Speaking of those kinds of characters, how did you feel about Wanda’s dark turn in Doctor Strange in the Multiverse of Madness? And considering the way that she sacrifices herself, what are some things that you’re looking to explore further with that character?
I’m really proud of the fact that we’ve done so much already. If the whole thing were to collapse today, I would feel proud of what we’ve built, and I think we entertained the fans… [Laughs.] I think it was surprising, and it wasn’t part of a formula that you could chalk it all up to, so I’m proud of what we made.
Have you ever worried about typecasting, considering that so many people associate you with a superhero?
I don’t think specifically about this idea of “typecast” just because I think I’m at a certain age—or not age, but like at a certain amount of time [in the business]—where I just feel like that’s not happening, luckily. I like surprising myself. Sometimes, I feel like if I have experienced a certain type of character, I just become bored with it, and I want to try to explore something different inside myself. So I just start bouncing around to different places because of my own curiosities of potentially exploring something internally.
What kind of material do you find yourself drawn to now compared to earlier in your career?

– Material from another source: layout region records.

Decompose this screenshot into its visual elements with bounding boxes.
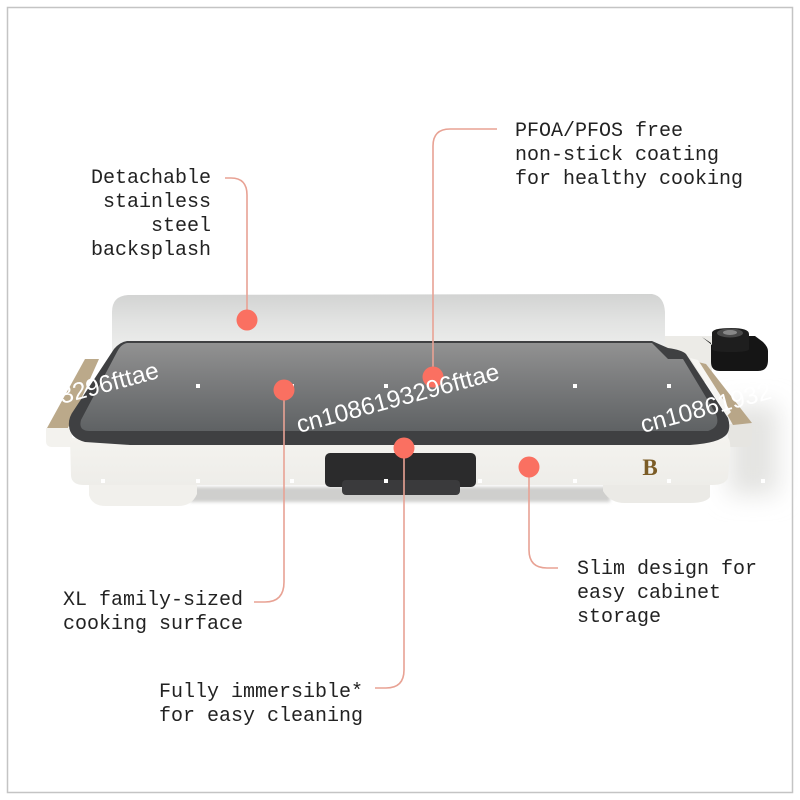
watermark text: cn1086193296fttae (294, 359, 502, 439)
white base (70, 438, 730, 485)
backsplash label: steel (151, 215, 211, 238)
backsplash label: stainless (103, 191, 211, 214)
griddle cooking surface (80, 343, 717, 431)
brand logo B: B (642, 455, 658, 480)
slim design label: storage (577, 606, 661, 629)
coating label: for healthy cooking (515, 168, 743, 191)
shadow (190, 405, 778, 502)
watermark text: 3296fttae (57, 357, 162, 410)
dark griddle rim (69, 341, 729, 445)
watermark text (57, 357, 774, 439)
callout: backsplash (91, 167, 258, 330)
backsplash label: backsplash (91, 239, 211, 262)
product: electric griddle (46, 294, 778, 506)
right foot (603, 485, 710, 503)
slim design label: easy cabinet (577, 582, 721, 605)
stainless steel backsplash (112, 294, 665, 356)
callout: slim design (518, 456, 757, 629)
coating label: PFOA/PFOS free (515, 120, 683, 143)
cooking surface label: XL family-sized (63, 589, 243, 612)
immersible label: Fully immersible* (159, 681, 363, 704)
left foot (89, 485, 197, 506)
backsplash label: Detachable (91, 167, 211, 190)
temperature control knob (702, 328, 768, 371)
callout: cooking surface (63, 380, 294, 636)
front drip tray slot (325, 453, 476, 495)
cooking surface label: cooking surface (63, 613, 243, 636)
callout: immersible (159, 438, 414, 728)
coating label: non-stick coating (515, 144, 719, 167)
callout: coating (422, 120, 743, 388)
immersible label: for easy cleaning (159, 705, 363, 728)
right rear body (662, 336, 712, 382)
watermark text: cn10861932 (638, 378, 774, 439)
watermark dots (101, 384, 765, 483)
right side handle (690, 358, 752, 447)
left side handle (46, 359, 99, 447)
slim design label: Slim design for (577, 558, 757, 581)
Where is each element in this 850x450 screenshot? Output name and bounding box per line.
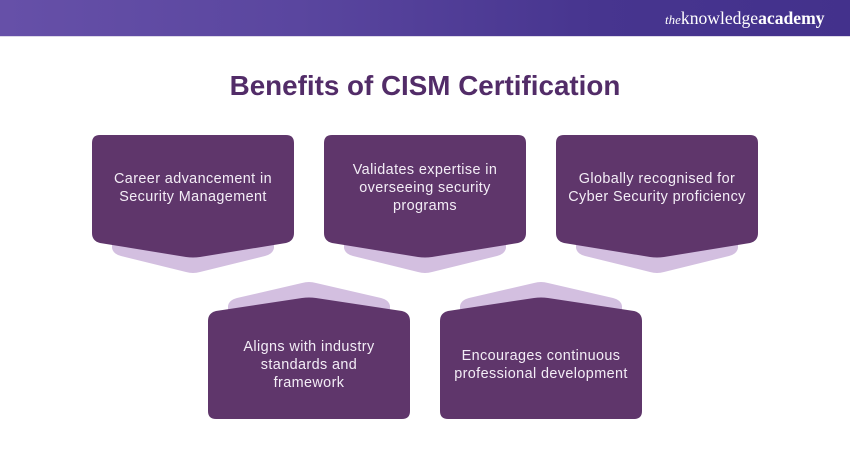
card 4 text: framework (274, 375, 344, 391)
card 1 text (114, 171, 272, 205)
card 1 text: Career advancement in (114, 171, 272, 187)
card 5 shape (440, 282, 642, 419)
card 4 text: standards and (261, 357, 357, 373)
title: Benefits of CISM Certification (230, 70, 620, 101)
header banner (0, 0, 850, 37)
card 2 text: programs (393, 198, 457, 214)
card 2 text: overseeing security (359, 180, 491, 196)
card 3 text: Cyber Security proficiency (568, 189, 746, 205)
card 3 text: Globally recognised for (579, 171, 735, 187)
card 5 text (454, 348, 628, 382)
card 4 text: Aligns with industry (243, 339, 375, 355)
card 3 shape (556, 135, 758, 273)
card 1 text: Security Management (119, 189, 267, 205)
card 2 shape (324, 135, 526, 273)
card 5 text: professional development (454, 366, 628, 382)
logo: theknowledgeacademy (665, 8, 825, 28)
card 3 text (568, 171, 746, 205)
card 4 text (243, 339, 375, 391)
card 5 text: Encourages continuous (462, 348, 620, 364)
card 2 text: Validates expertise in (353, 162, 497, 178)
card 4 shape (208, 282, 410, 419)
card 1 shape (92, 135, 294, 273)
card 2 text (352, 162, 497, 214)
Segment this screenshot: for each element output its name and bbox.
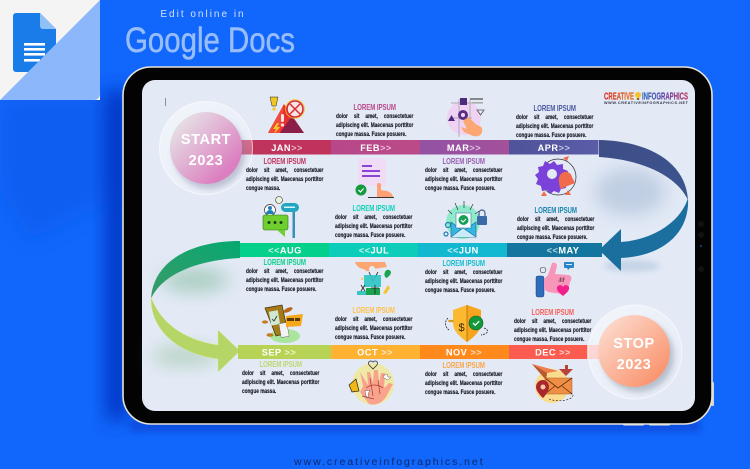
text block: September: adipiscing elit. Maecenas porttitor — [242, 379, 319, 386]
text: LOREM IPSUM — [532, 306, 574, 316]
label: MAY: <<MAY — [547, 246, 579, 256]
start badge — [160, 102, 252, 194]
text block: March — [425, 156, 502, 192]
icon: thumbs up — [536, 262, 574, 297]
icon: dollar shield: $ — [458, 322, 465, 334]
text block: August — [246, 256, 324, 293]
text block: December: adipiscing elit. Maecenas porttitor — [514, 327, 591, 334]
text block: July — [335, 202, 412, 239]
text block: April — [516, 102, 594, 139]
text block: December: dolor sit amet, consectetuer — [514, 318, 591, 325]
text block: October: adipiscing elit. Maecenas porttitor — [335, 325, 412, 332]
logo: Creative Infographics: CREATIVE — [604, 90, 634, 102]
arrow: April to May curve — [599, 140, 688, 271]
icon: dollar shield — [445, 305, 488, 342]
label: MAR: MAR>> — [447, 143, 481, 153]
icon: warning triangle — [268, 97, 304, 134]
text block: August: adipiscing elit. Maecenas porttitor — [246, 277, 323, 284]
text block: April: adipiscing elit. Maecenas porttitor — [516, 123, 593, 130]
label: AUG: <<AUG — [268, 246, 302, 256]
icon: palm reading — [349, 361, 394, 405]
text block: May: adipiscing elit. Maecenas porttitor — [517, 225, 594, 232]
text block: July: adipiscing elit. Maecenas porttitor — [335, 223, 412, 230]
text: LOREM IPSUM — [534, 102, 576, 112]
icon: secure mail — [444, 201, 487, 239]
icon: target and pointing hand — [447, 98, 484, 137]
text: LOREM IPSUM — [264, 256, 306, 266]
text: LOREM IPSUM — [264, 156, 306, 166]
label: JAN: JAN>> — [271, 143, 303, 153]
label: JUN: <<JUN — [447, 246, 479, 256]
start badge: 2023 — [189, 153, 223, 169]
text block: June — [425, 258, 502, 294]
stop badge: STOP — [613, 336, 655, 352]
text block: June: adipiscing elit. Maecenas porttitor — [425, 278, 502, 285]
label: JUL: <<JUL — [359, 246, 389, 256]
text block: March: dolor sit amet, consectetuer — [425, 167, 502, 174]
text block: February: dolor sit amet, consectetuer — [336, 113, 413, 120]
heading: Google Docs: Google Docs — [125, 21, 295, 60]
logo: Creative Infographics: WWW.CREATIVEINFOGRAPHICS.NET — [604, 101, 689, 105]
timeline row 1 — [240, 140, 598, 154]
text: LOREM IPSUM — [443, 360, 485, 370]
icon: envelope and paper plane — [532, 364, 573, 403]
icon: gear and bell — [535, 156, 576, 196]
text: LOREM IPSUM — [535, 204, 577, 214]
text block: August: dolor sit amet, consectetuer — [246, 268, 323, 275]
text: LOREM IPSUM — [353, 202, 395, 212]
corner ribbon with Google Docs icon — [0, 0, 100, 100]
text block: January: adipiscing elit. Maecenas porttitor — [246, 176, 323, 183]
text block: October: dolor sit amet, consectetuer — [335, 316, 412, 323]
icon: chat bubbles — [263, 196, 299, 238]
timeline row 2 — [240, 243, 602, 257]
soft shadow of blue arrow — [594, 168, 666, 216]
text block: November: congue massa. Fusce posuere. — [425, 389, 495, 396]
text block: September: congue massa. — [242, 388, 276, 395]
text block: September — [242, 358, 320, 395]
text block: June: dolor sit amet, consectetuer — [425, 269, 502, 276]
tablet frame — [123, 67, 714, 426]
text block: February: congue massa. Fusce posuere. — [336, 131, 406, 138]
caption: edit online in: Edit online in — [160, 9, 246, 20]
text block: June: congue massa. Fusce posuere. — [425, 287, 495, 294]
text block: May — [517, 204, 594, 241]
text block: May: dolor sit amet, consectetuer — [517, 216, 594, 223]
icon: document checklist and hand — [356, 158, 394, 198]
text: LOREM IPSUM — [353, 304, 395, 314]
soft shadow of green arrow — [161, 268, 229, 292]
text block: November: adipiscing elit. Maecenas porttitor — [425, 380, 502, 387]
label: SEP: SEP >> — [262, 348, 296, 358]
tablet screen — [142, 80, 695, 411]
text block: July: dolor sit amet, consectetuer — [335, 214, 412, 221]
text block: May: congue massa. Fusce posuere. — [517, 234, 587, 241]
text: LOREM IPSUM — [443, 258, 485, 268]
logo: Creative Infographics: INFOGRAPHICS — [642, 90, 688, 102]
text block: December — [514, 306, 592, 343]
text block: April: congue massa. Fusce posuere. — [516, 132, 586, 139]
icon: hand and shopping tags — [355, 262, 391, 295]
text block: April: dolor sit amet, consectetuer — [516, 114, 593, 121]
timeline row 3 — [238, 345, 601, 359]
text block: October: congue massa. Fusce posuere. — [335, 334, 405, 341]
label: OCT: OCT >> — [357, 348, 393, 358]
text block: February — [336, 102, 414, 138]
label: NOV: NOV >> — [446, 348, 482, 358]
stop badge: 2023 — [617, 357, 651, 373]
label: APR: APR>> — [538, 143, 570, 153]
text block: March: adipiscing elit. Maecenas porttitor — [425, 176, 502, 183]
text block: July: congue massa. Fusce posuere. — [335, 232, 405, 239]
text: LOREM IPSUM — [443, 156, 485, 166]
text block: August: congue massa. Fusce posuere. — [246, 286, 316, 293]
text block: February: adipiscing elit. Maecenas porttitor — [336, 122, 413, 129]
text block: March: congue massa. Fusce posuere. — [425, 185, 495, 192]
label: FEB: FEB>> — [360, 143, 392, 153]
footer website: www.creativeinfographics.net — [293, 456, 485, 468]
text block: January — [246, 156, 324, 192]
label: DEC: DEC >> — [535, 348, 571, 358]
stop badge — [588, 305, 682, 399]
icon: payment terminal — [262, 305, 303, 343]
text: LOREM IPSUM — [260, 358, 302, 368]
text: LOREM IPSUM — [354, 102, 396, 112]
text block: December: congue massa. Fusce posuere. — [514, 336, 584, 343]
arrow: August to September curve — [151, 241, 240, 372]
logo: Creative Infographics — [604, 90, 689, 105]
text block: October — [335, 304, 412, 341]
text block: January: dolor sit amet, consectetuer — [246, 167, 323, 174]
text block: January: congue massa. — [246, 185, 280, 192]
text block: September: dolor sit amet, consectetuer — [242, 370, 319, 377]
start badge: START — [181, 132, 231, 148]
icon: document — [13, 13, 56, 72]
text block: November: dolor sit amet, consectetuer — [425, 371, 502, 378]
text block: November — [425, 360, 502, 396]
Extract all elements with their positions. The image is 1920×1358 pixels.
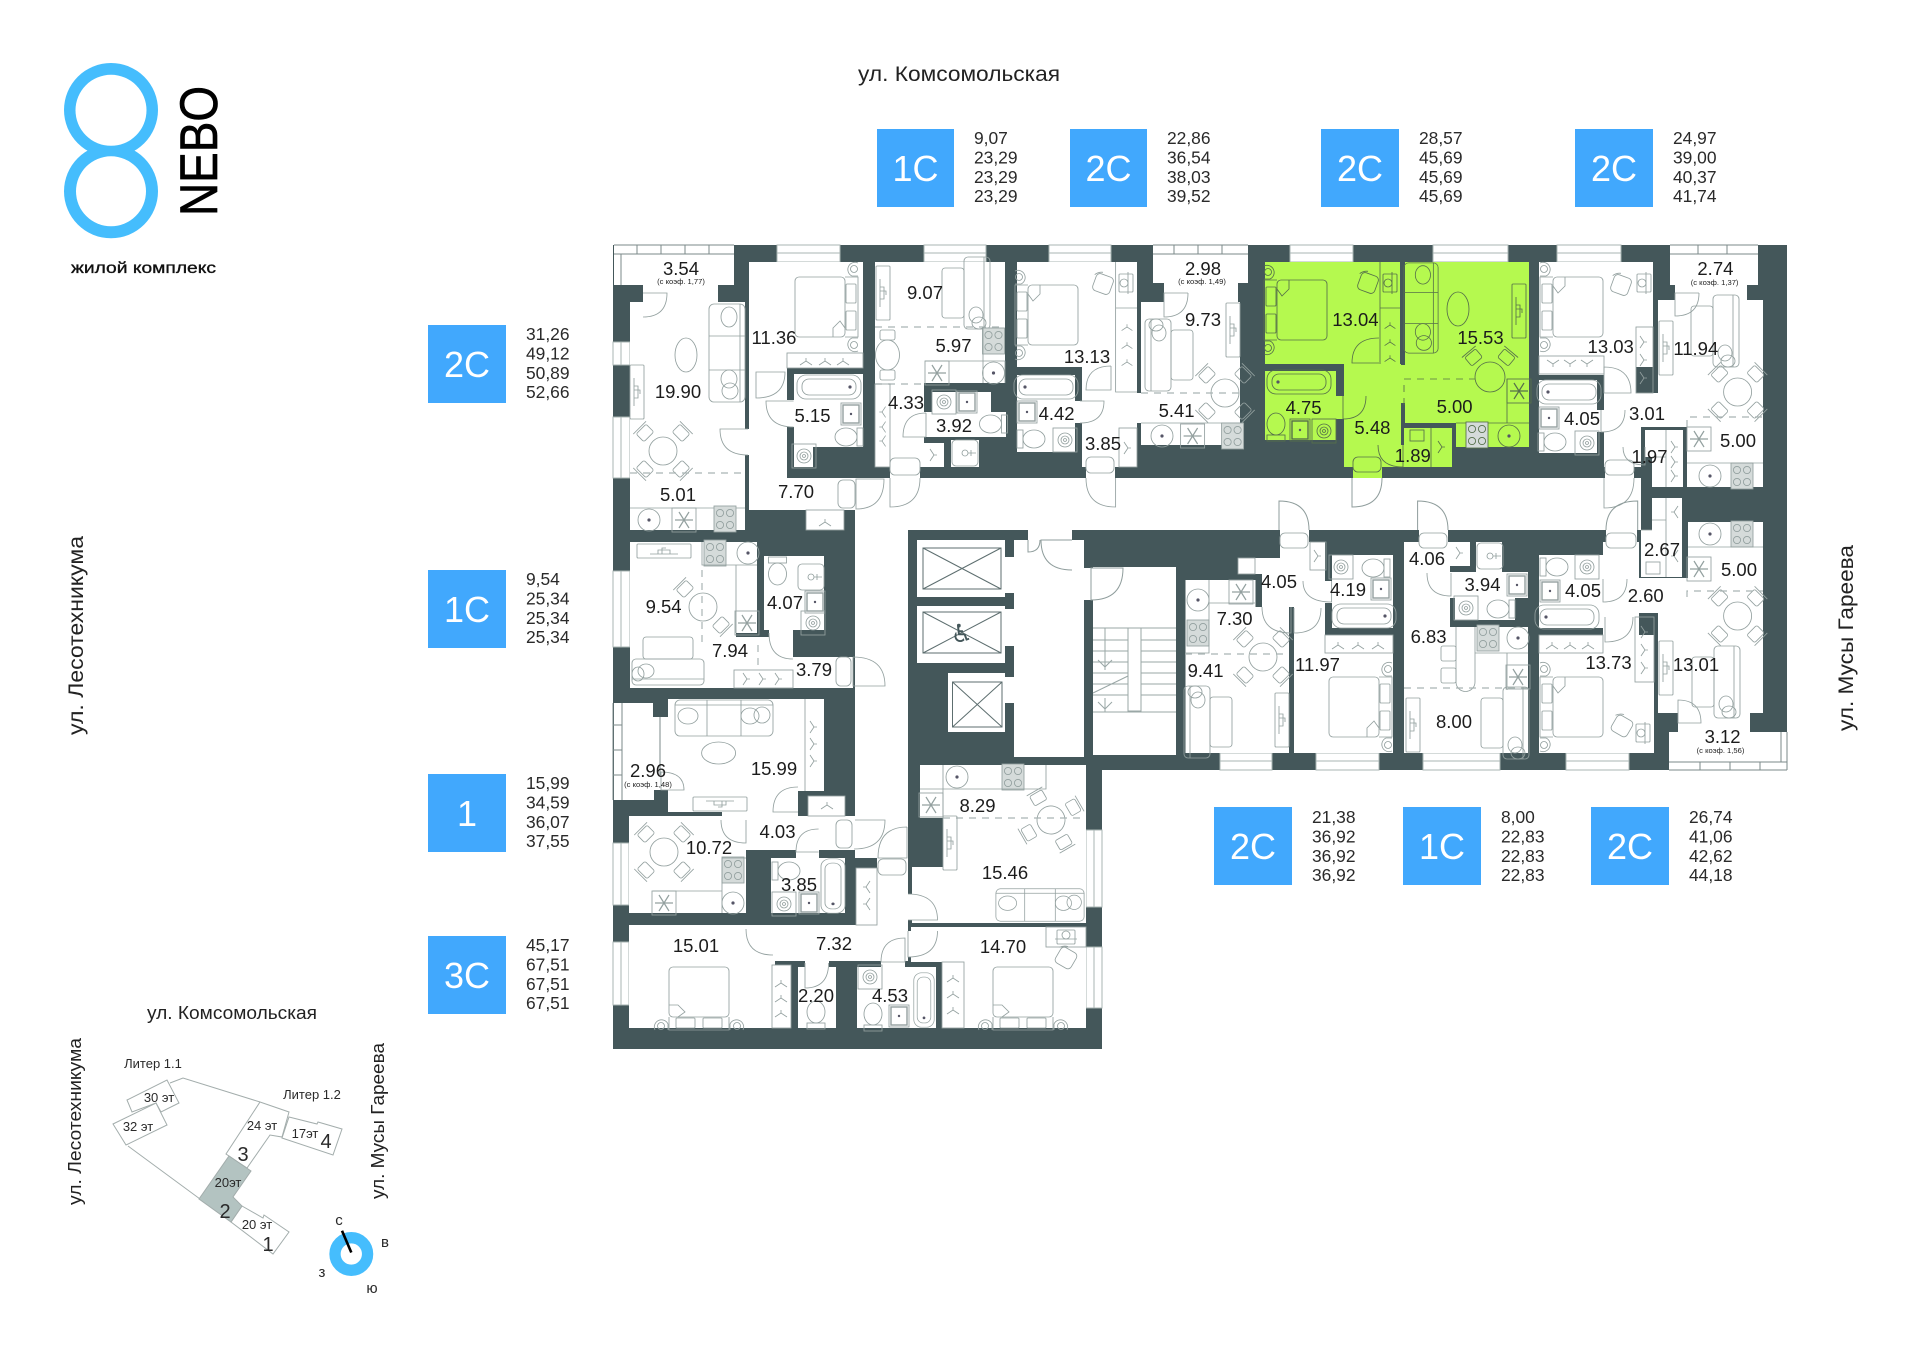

When I was younger, I was just happy to get work. There wasn’t a philosophy yet of what and why; it was just so exciting to have opportunities at all. I think if I had more years of working and grinding before Martha, I maybe would have had to develop a philosophy in that way. But I learned it as I was going, and I feel like I’m in a place now where I understand when I have similar taste as a filmmaker or not. I think I have a better understanding of the history of storytelling that I want to align myself with. So projects that I look at now are really filmmaker-driven and people who I think have a strong point of view.